Abstract
This article describes two class activities that introduce the concept of data mining and very basic data mining analyses. Assessment data suggest that students learned some of the conceptual basics of data mining, understood some of the ethical concerns related to the practice, and were able to perform correlations via the Statistical Package for the Social Sciences (SPSS, Version 20).
Data mining is a popular topic in statistics and has garnered attention beyond analytic and academic circles. Broadly defined, data mining refers to hypothesis-free analysis of archival data (typically “big data,” another statistical term enjoying a zeitgeist) with the hope of uncovering interesting patterns within the data. At its most basic, it involves running correlations on quantitative data. At its most advanced, it involves specialized software and data analysis techniques that are beyond the purview of a basic psychological statistics class. Data mining has been getting so much attention, in part, because of massive amounts of data collection occurring as a result of cheap storage and the ease with which data can be collected (such as when shopping; Wall, 2014), browsing the Internet (Brandeisky, 2015), or using our cell phones (Talbot, 2014).
Another reason for its popularity is that data mining holds promise for finding solutions to problems and uncovering hitherto undetected patterns of human behavior using applied data collected in naturalistic settings. For example, data mining is already being used to generate novel solutions to increase college student retention (Zhang, Oussena, Clark, & Kim, 2010) and uncover widespread cheating on standardized exams (Jacob & Levit, 2003).

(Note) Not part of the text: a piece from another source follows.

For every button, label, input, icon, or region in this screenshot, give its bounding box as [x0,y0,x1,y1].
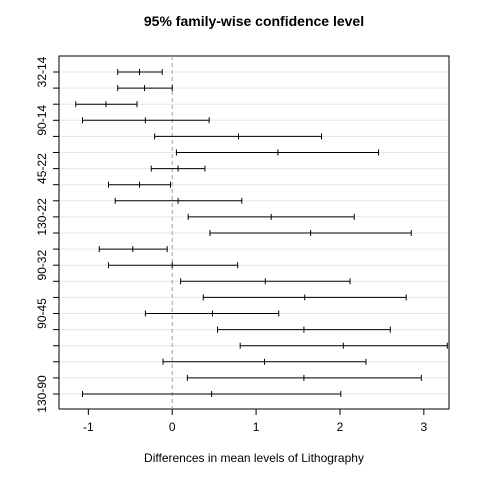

Further evidence of the interest in data mining comes in the form of New York Times best-selling books such as Freakonomics (Levit & Dubner, 2005) and Big Data: A Revolution That Will Transform How We Live, Work, and Think (Mayer-Schönberger & Cukier, 2013). Media coverage of data mining has detailed how corporations collect data about consumers (Singletary, 2014) and how the government is using it to fight crime (Lichtblau, 2007). Data mining has also gained much attention because of fears about intrusive data collection, such as private health data (Pettypiece & Robertson, 2014), as well as what can happen when data mining does not result in accurate findings (Lazer, Kennedy, King, & Vespignani, 2014). It is such a wide spread practice that the government, driven largely by privacy concerns, is now considering legislation to more closely regulate consumer data collection (Federal Trade Commission, 2014).
Data Mining: Teaching Technique
Certainly, the academy has paid attention to the rising interest in this data mining. Several universities offer undergraduate courses and graduate degrees and certificates in data mining and closely related fields. As such, much of the pedagogical writing about this topic has been aimed at upper level courses for statistics majors (Dickey, 2005; King & Satyanarayana, 2013; Satyanarayana, 2013), upper level courses taught in statistics-related fields (Banks, Dong, Liu, & Mandvikar, 2004), or for the training of statistics professionals. However, little has been written about methods to introduce the very basics of data mining to introductory statistics students in order to teach both applied statistics and ethical dilemma raised by such data collection.
As such, this article seeks to fill the gap by describing a very basic activity to introduce the topic to novice statistics students. In addition to introducing data mining and using correlations to perform very simple data mining, this article demonstrates a way to integrate ethics into a statistics course.
Data Mining: Teaching Ethics
The third goal of the American Psychological Association’s (APA) Guidelines for the Undergraduate Psychology Major (2013) emphasizes “Ethical and Social Responsibility in a Diverse World.” As such, the insertion of an ethical debate regarding the large-scale collection (and use) of data when informed consent may not be very well informed allows an instructor to integrate this goal of the APA into a statistics course. Certainly, ethics and statistics classes have been integrated previously. Suggestions have already been made to integrate ethics into statistics courses by creating examples using data sets seeped in social justice issues (Lesser, 2007). Other efforts have integrated philosophical teaching on ethics into statistics classes (Lesser & Nordenhaug, 2004). The present article extends upon these ideas by suggesting that while learning about the widely used statistical practice, students should also reflect on ethical issues related to data mining.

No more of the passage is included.